I fell in love with the name instantly: It had grace, it fit, it was me. Within any gender transition, there are little moments along the way that become touchstones of your new self, and for me the moment when my new name came together was just such a moment.
*
One nagging question remained: Why “Carrie”? Why had my parents chosen it in the first place? As far as I was aware, it wasn’t a family name, nor was it a popular baby name in the year I was born. My brother had been named after a family member, but my own deadname had no familial ties at all. I chalked up “Carrie” as a name that my parents had just plain liked.
My parents and I decided not to tell my only remaining grandparent, my father’s mother, about my transition, as her dementia had slipped to a point where we believed that she wouldn’t be able to understand. It did and does hurt to know that none of my grandparents will ever get to know me as their granddaughter. Even though most of my family has embraced me and my new life as Katelyn, in their presence sometimes I still feel a kind of imposter syndrome, the feeling I don’t quite belong.
When I received my cousin Jeanne’s gift, for me it was far more than just a set of crystal wine glasses. It was validation, recognition, a connection I hadn’t even fully realized I was looking for. Discovering I would have been named after one of the matriarchs of my family if my parents had known I was a girl, I felt a true sense of family—a measure of belonging I had never known before.
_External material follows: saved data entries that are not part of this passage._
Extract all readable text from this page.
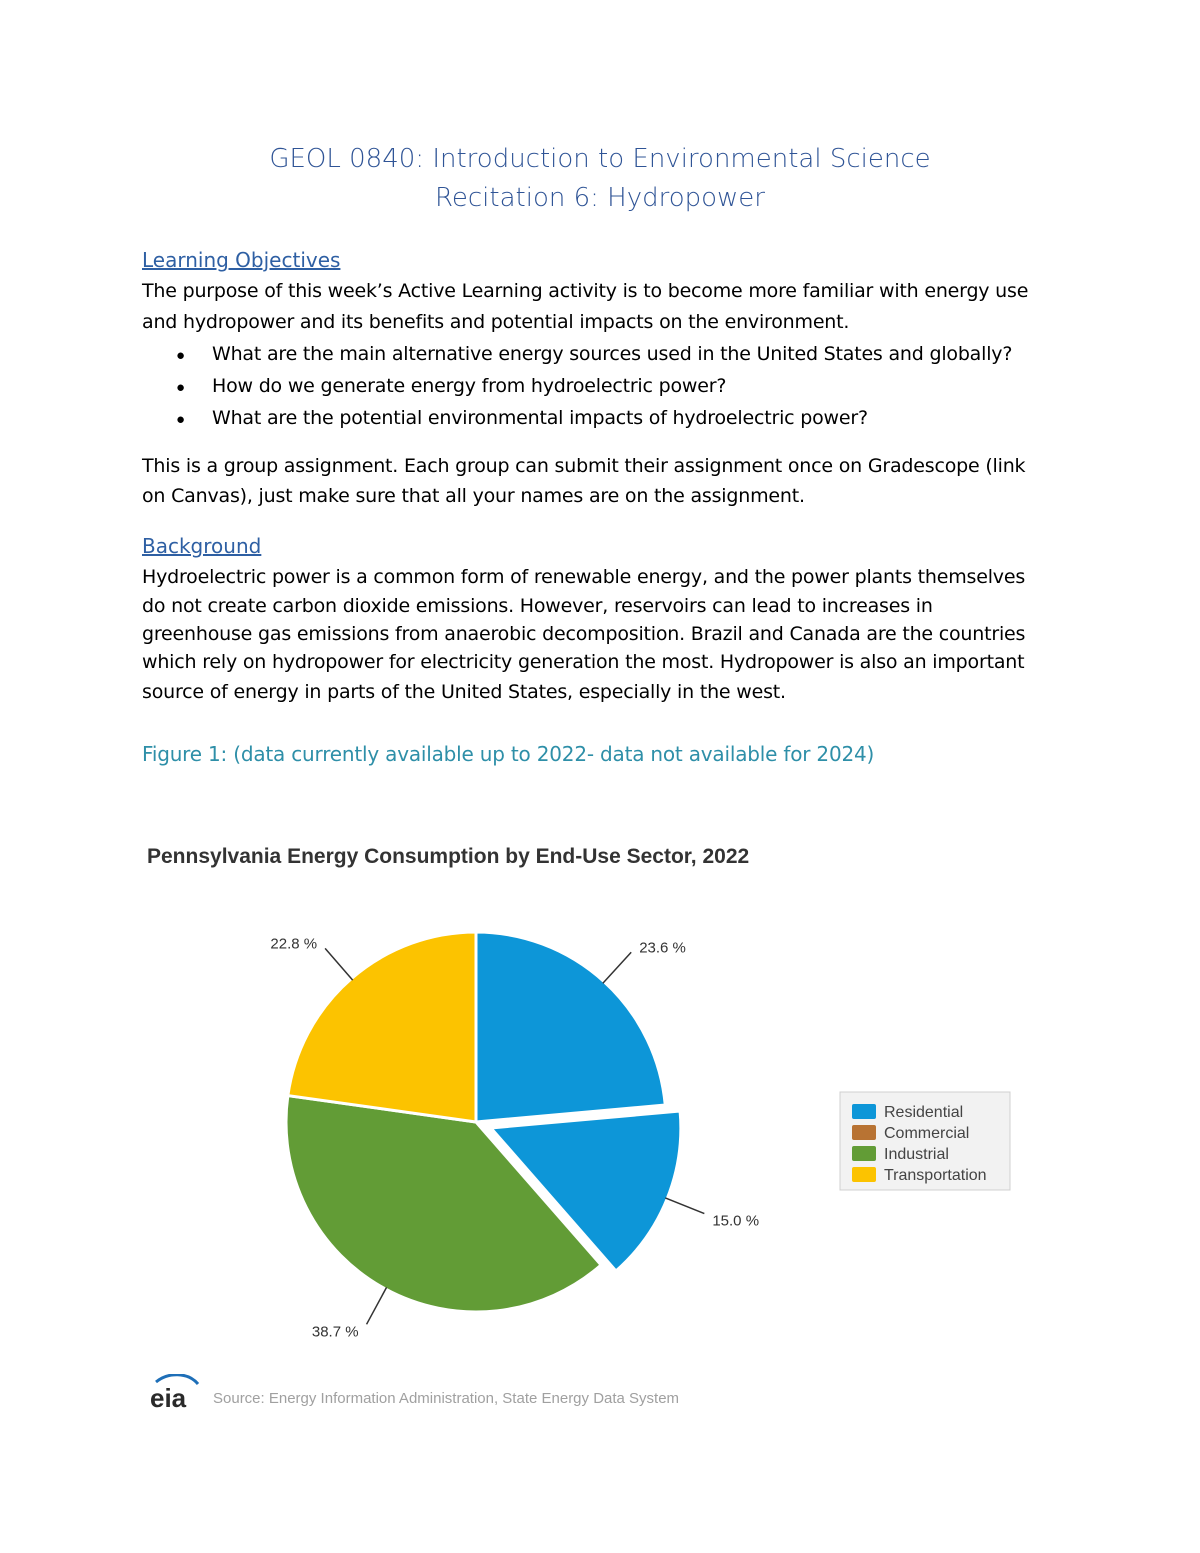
GEOL 0840: Introduction to Environmental Science
Recitation 6: Hydropower
Learning Objectives
The purpose of this week’s Active Learning activity is to become more familiar with energy use
and hydropower and its benefits and potential impacts on the environment.
● What are the main alternative energy sources used in the United States and globally?
● How do we generate energy from hydroelectric power?
● What are the potential environmental impacts of hydroelectric power?
This is a group assignment. Each group can submit their assignment once on Gradescope (link
on Canvas), just make sure that all your names are on the assignment.
Background
Hydroelectric power is a common form of renewable energy, and the power plants themselves
do not create carbon dioxide emissions. However, reservoirs can lead to increases in
greenhouse gas emissions from anaerobic decomposition. Brazil and Canada are the countries
which rely on hydropower for electricity generation the most. Hydropower is also an important
source of energy in parts of the United States, especially in the west.
Figure 1: (data currently available up to 2022- data not available for 2024)
Pennsylvania Energy Consumption by End-Use Sector, 2022
23.6 %
15.0 %
38.7 %
22.8 %
Residential
Commercial
Industrial
Transportation
eia Source: Energy Information Administration, State Energy Data System
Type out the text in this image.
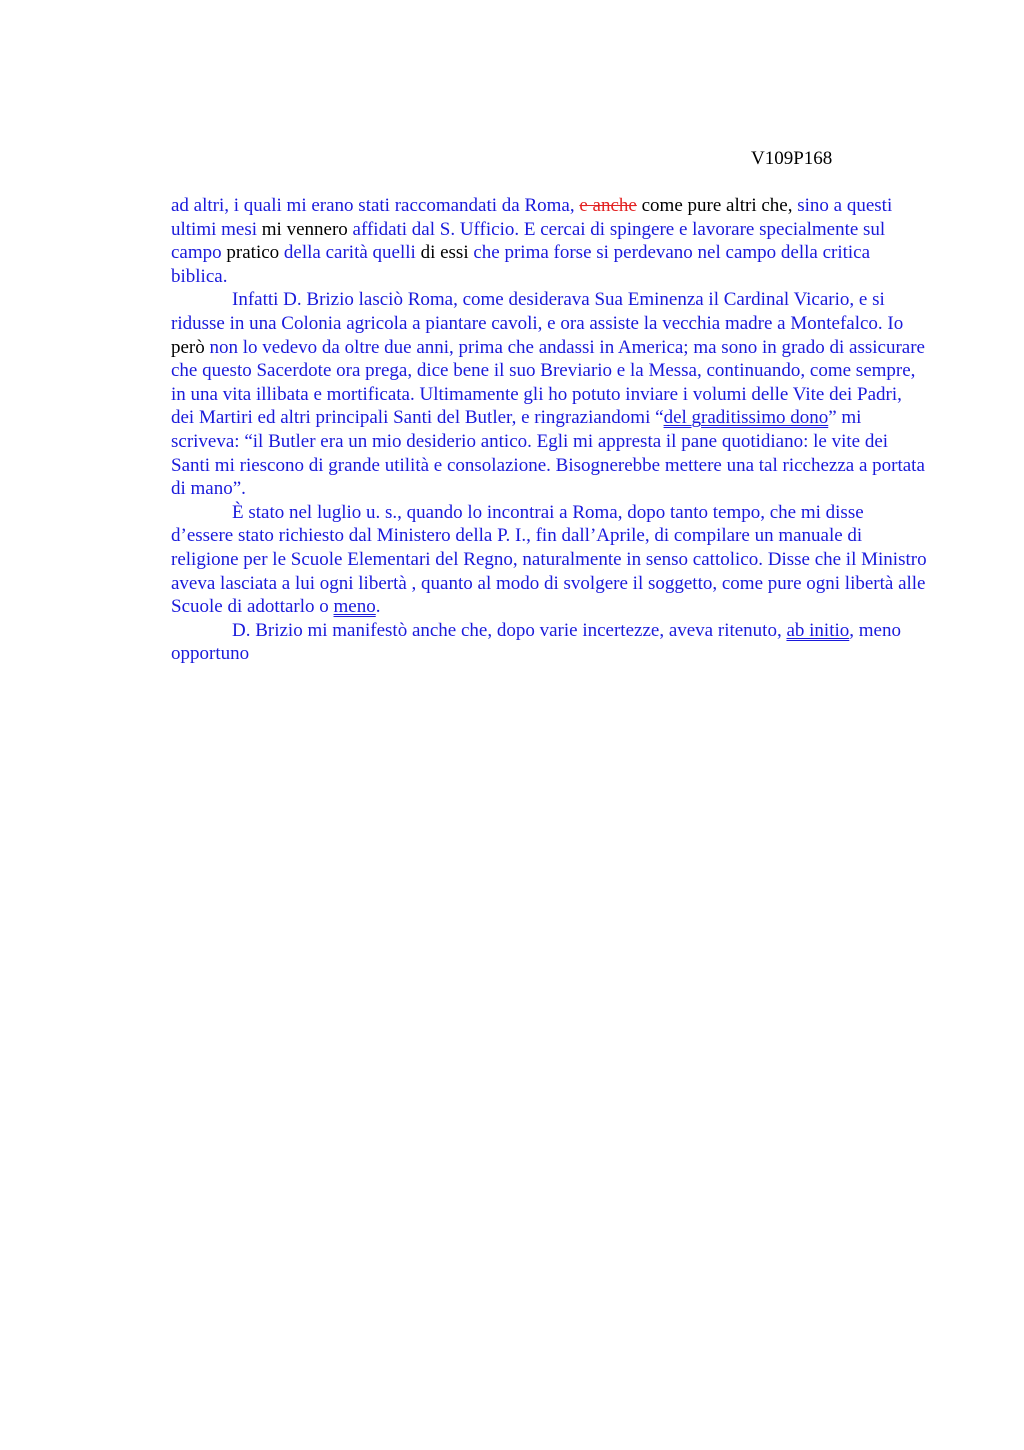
V109P168

ad altri, i quali mi erano stati raccomandati da Roma, e anche come pure altri che, sino a questi ultimi mesi mi vennero affidati dal S. Ufficio. E cercai di spingere e lavorare specialmente sul campo pratico della carità quelli di essi che prima forse si perdevano nel campo della critica biblica.

Infatti D. Brizio lasciò Roma, come desiderava Sua Eminenza il Cardinal Vicario, e si ridusse in una Colonia agricola a piantare cavoli, e ora assiste la vecchia madre a Montefalco. Io però non lo vedevo da oltre due anni, prima che andassi in America; ma sono in grado di assicurare che questo Sacerdote ora prega, dice bene il suo Breviario e la Messa, continuando, come sempre, in una vita illibata e mortificata. Ultimamente gli ho potuto inviare i volumi delle Vite dei Padri, dei Martiri ed altri principali Santi del Butler, e ringraziandomi “del graditissimo dono” mi scriveva: “il Butler era un mio desiderio antico. Egli mi appresta il pane quotidiano: le vite dei Santi mi riescono di grande utilità e consolazione. Bisognerebbe mettere una tal ricchezza a portata di mano”.

È stato nel luglio u. s., quando lo incontrai a Roma, dopo tanto tempo, che mi disse d’essere stato richiesto dal Ministero della P. I., fin dall’Aprile, di compilare un manuale di religione per le Scuole Elementari del Regno, naturalmente in senso cattolico. Disse che il Ministro aveva lasciata a lui ogni libertà , quanto al modo di svolgere il soggetto, come pure ogni libertà alle Scuole di adottarlo o meno.

D. Brizio mi manifestò anche che, dopo varie incertezze, aveva ritenuto, ab initio, meno opportuno
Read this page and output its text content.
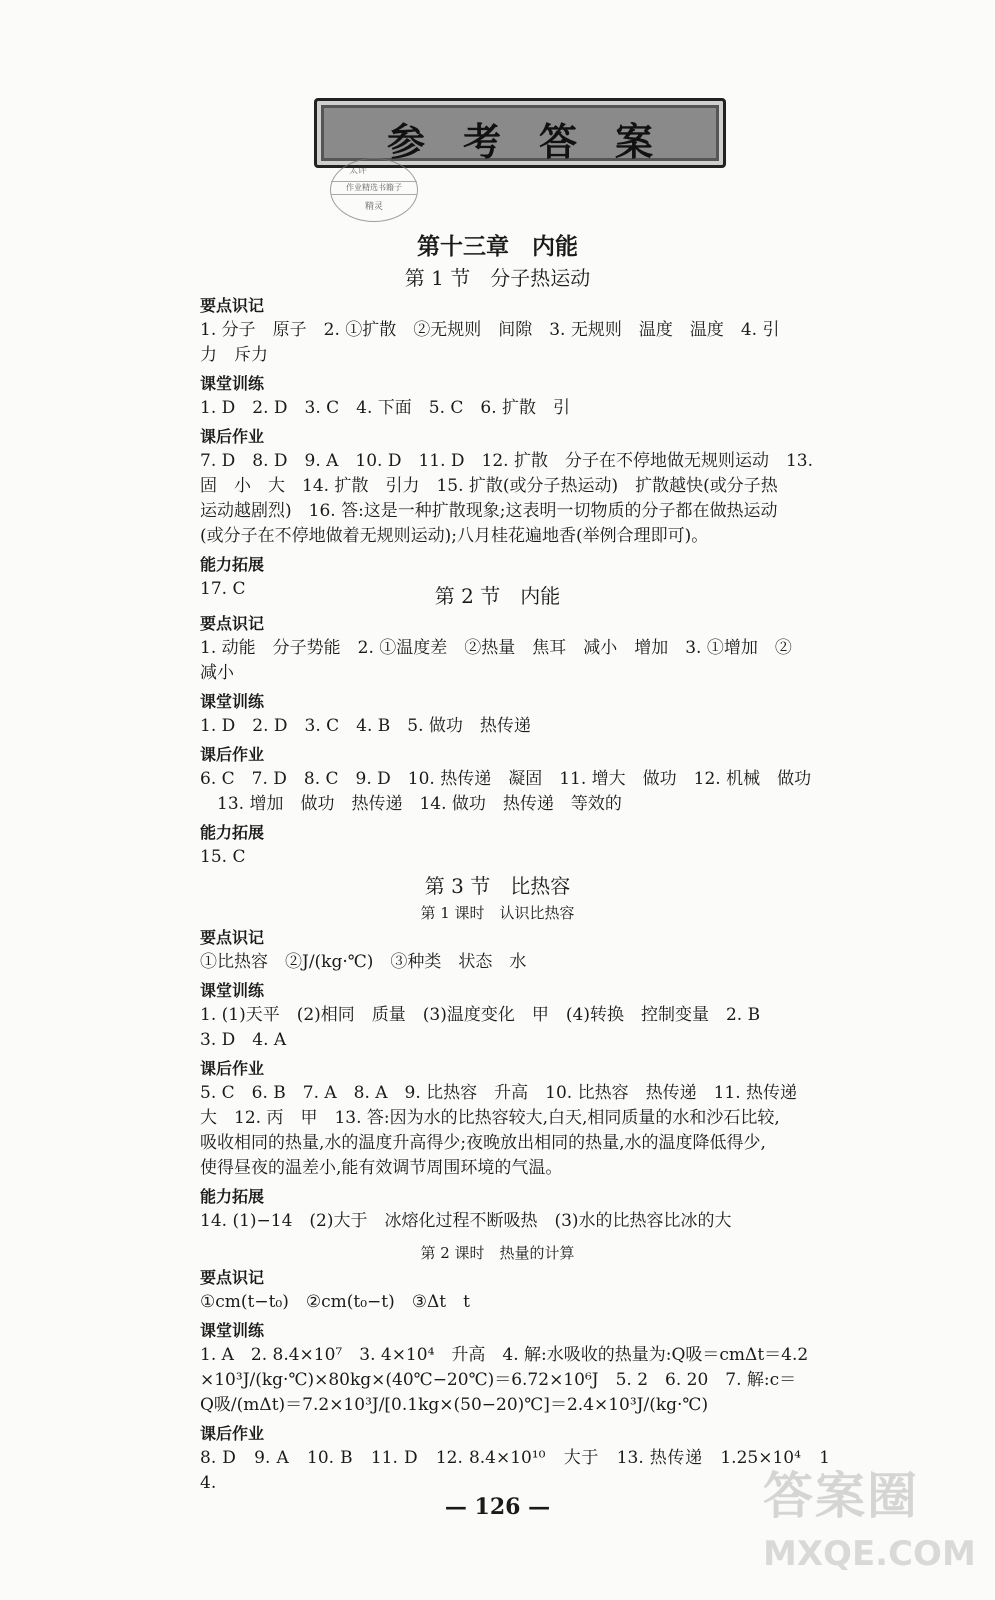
参考答案
太评
作业精选书籍子
精灵
第十三章　内能
第 1 节　分子热运动
要点识记
1. 分子　原子　2. ①扩散　②无规则　间隙　3. 无规则　温度　温度　4. 引
力　斥力
课堂训练
1. D　2. D　3. C　4. 下面　5. C　6. 扩散　引
课后作业
7. D　8. D　9. A　10. D　11. D　12. 扩散　分子在不停地做无规则运动　13.
固　小　大　14. 扩散　引力　15. 扩散(或分子热运动)　扩散越快(或分子热
运动越剧烈)　16. 答:这是一种扩散现象;这表明一切物质的分子都在做热运动
(或分子在不停地做着无规则运动);八月桂花遍地香(举例合理即可)。
能力拓展
17. C	第 2 节　内能
要点识记
1. 动能　分子势能　2. ①温度差　②热量　焦耳　减小　增加　3. ①增加　②
减小
课堂训练
1. D　2. D　3. C　4. B　5. 做功　热传递
课后作业
6. C　7. D　8. C　9. D　10. 热传递　凝固　11. 增大　做功　12. 机械　做功
　13. 增加　做功　热传递　14. 做功　热传递　等效的
能力拓展
15. C
第 3 节　比热容
第 1 课时　认识比热容
要点识记
①比热容　②J/(kg·℃)　③种类　状态　水
课堂训练
1. (1)天平　(2)相同　质量　(3)温度变化　甲　(4)转换　控制变量　2. B
3. D　4. A
课后作业
5. C　6. B　7. A　8. A　9. 比热容　升高　10. 比热容　热传递　11. 热传递
大　12. 丙　甲　13. 答:因为水的比热容较大,白天,相同质量的水和沙石比较,
吸收相同的热量,水的温度升高得少;夜晚放出相同的热量,水的温度降低得少,
使得昼夜的温差小,能有效调节周围环境的气温。
能力拓展
14. (1)−14　(2)大于　冰熔化过程不断吸热　(3)水的比热容比冰的大
第 2 课时　热量的计算
要点识记
①cm(t−t₀)　②cm(t₀−t)　③Δt　t
课堂训练
1. A　2. 8.4×10⁷　3. 4×10⁴　升高　4. 解:水吸收的热量为:Q吸＝cmΔt＝4.2
×10³J/(kg·℃)×80kg×(40℃−20℃)＝6.72×10⁶J　5. 2　6. 20　7. 解:c＝
Q吸/(mΔt)＝7.2×10³J/[0.1kg×(50−20)℃]＝2.4×10³J/(kg·℃)
课后作业
8. D　9. A　10. B　11. D　12. 8.4×10¹⁰　大于　13. 热传递　1.25×10⁴　14.
— 126 —	答案圈
MXQE.COM
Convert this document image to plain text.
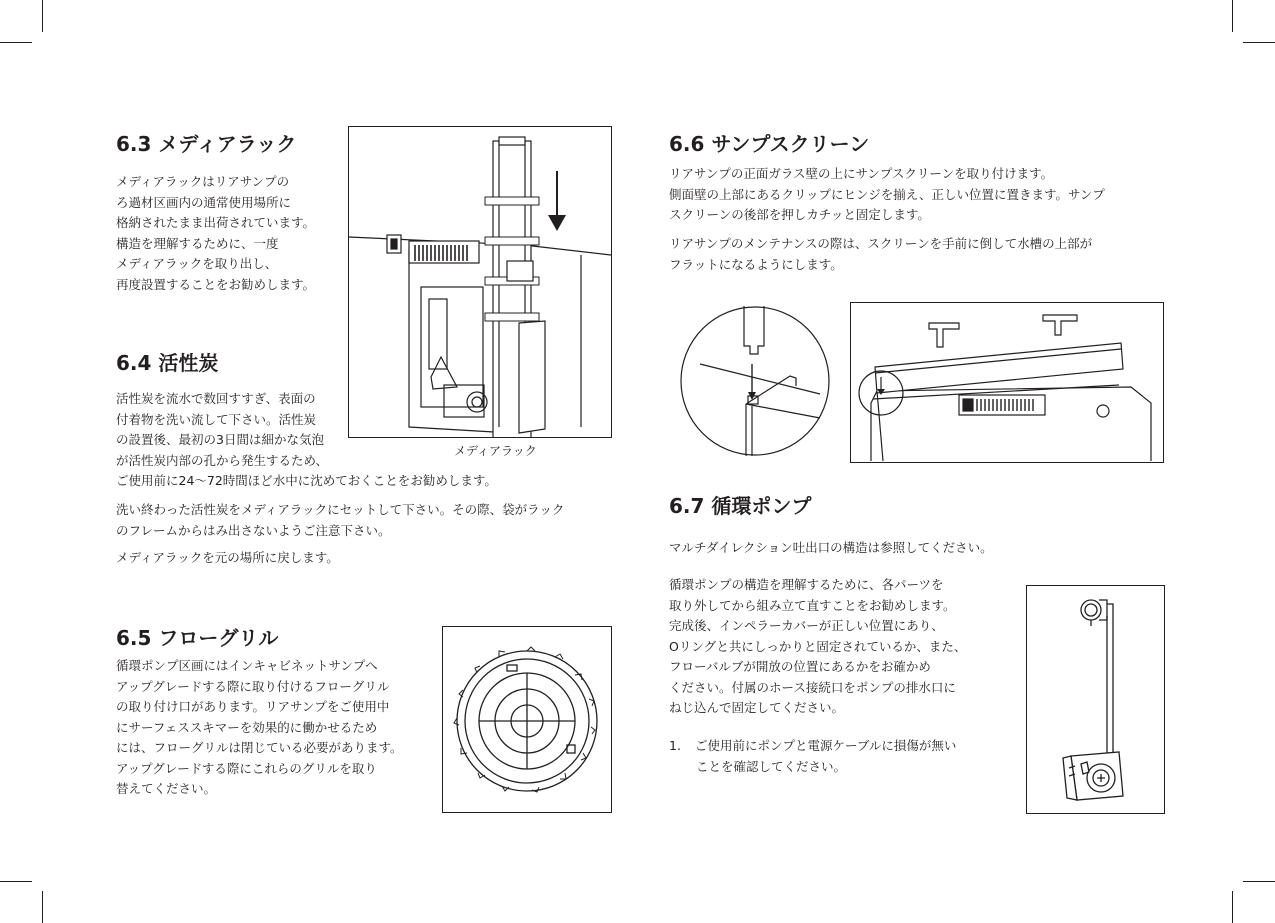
6.3 メディアラック
メディアラックはリアサンプの
ろ過材区画内の通常使用場所に
格納されたまま出荷されています。
構造を理解するために、一度
メディアラックを取り出し、
再度設置することをお勧めします。
メディアラック
6.4 活性炭
活性炭を流水で数回すすぎ、表面の
付着物を洗い流して下さい。活性炭
の設置後、最初の3日間は細かな気泡
が活性炭内部の孔から発生するため、
ご使用前に24〜72時間ほど水中に沈めておくことをお勧めします。
洗い終わった活性炭をメディアラックにセットして下さい。その際、袋がラック
のフレームからはみ出さないようご注意下さい。
メディアラックを元の場所に戻します。
6.5 フローグリル
循環ポンプ区画にはインキャビネットサンプへ
アップグレードする際に取り付けるフローグリル
の取り付け口があります。リアサンプをご使用中
にサーフェススキマーを効果的に働かせるため
には、フローグリルは閉じている必要があります。
アップグレードする際にこれらのグリルを取り
替えてください。
6.6 サンプスクリーン
リアサンプの正面ガラス壁の上にサンプスクリーンを取り付けます。
側面壁の上部にあるクリップにヒンジを揃え、正しい位置に置きます。サンプ
スクリーンの後部を押しカチッと固定します。
リアサンプのメンテナンスの際は、スクリーンを手前に倒して水槽の上部が
フラットになるようにします。
6.7 循環ポンプ
マルチダイレクション吐出口の構造は参照してください。
循環ポンプの構造を理解するために、各パーツを
取り外してから組み立て直すことをお勧めします。
完成後、インペラーカバーが正しい位置にあり、
Oリングと共にしっかりと固定されているか、また、
フローバルブが開放の位置にあるかをお確かめ
ください。付属のホース接続口をポンプの排水口に
ねじ込んで固定してください。
1. ご使用前にポンプと電源ケーブルに損傷が無い
ことを確認してください。
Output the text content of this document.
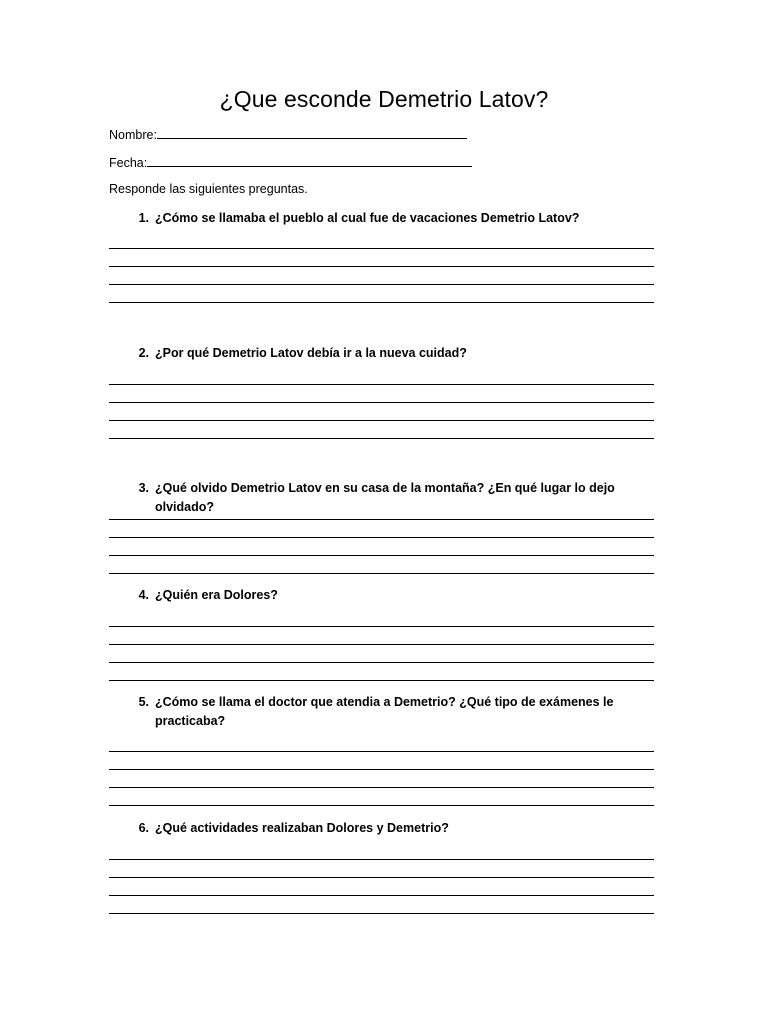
¿Que esconde Demetrio Latov?
Nombre:
Fecha:
Responde las siguientes preguntas.
1. ¿Cómo se llamaba el pueblo al cual fue de vacaciones Demetrio Latov?
2. ¿Por qué Demetrio Latov debía ir a la nueva cuidad?
3. ¿Qué olvido Demetrio Latov en su casa de la montaña? ¿En qué lugar lo dejo olvidado?
4. ¿Quién era Dolores?
5. ¿Cómo se llama el doctor que atendia a Demetrio? ¿Qué tipo de exámenes le practicaba?
6. ¿Qué actividades realizaban Dolores y Demetrio?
My cousin wrote that she had chosen the wine glasses to commemorate my transition because I deserved a celebration for daring to live openly as my true self. I had found my place in the world: as a woman, and within my own family.
A few nights later, at the end of a long workday, I picked up some Thai food and then decided to stop at the store for a nice bottle of Riesling. At home, sitting at the table with my dinner steaming in front of me, I uncorked the wine and poured myself a glass. I held it in my hand, running a light finger across the leaf motif. Though I was alone in my apartment thousands of miles from any relatives, I suddenly felt surrounded by family, past and present. I thought about my great-grandmother, my cousin, my mother, and all the other women in my family before me. Cheers , I thought, and drank a toast to all of us.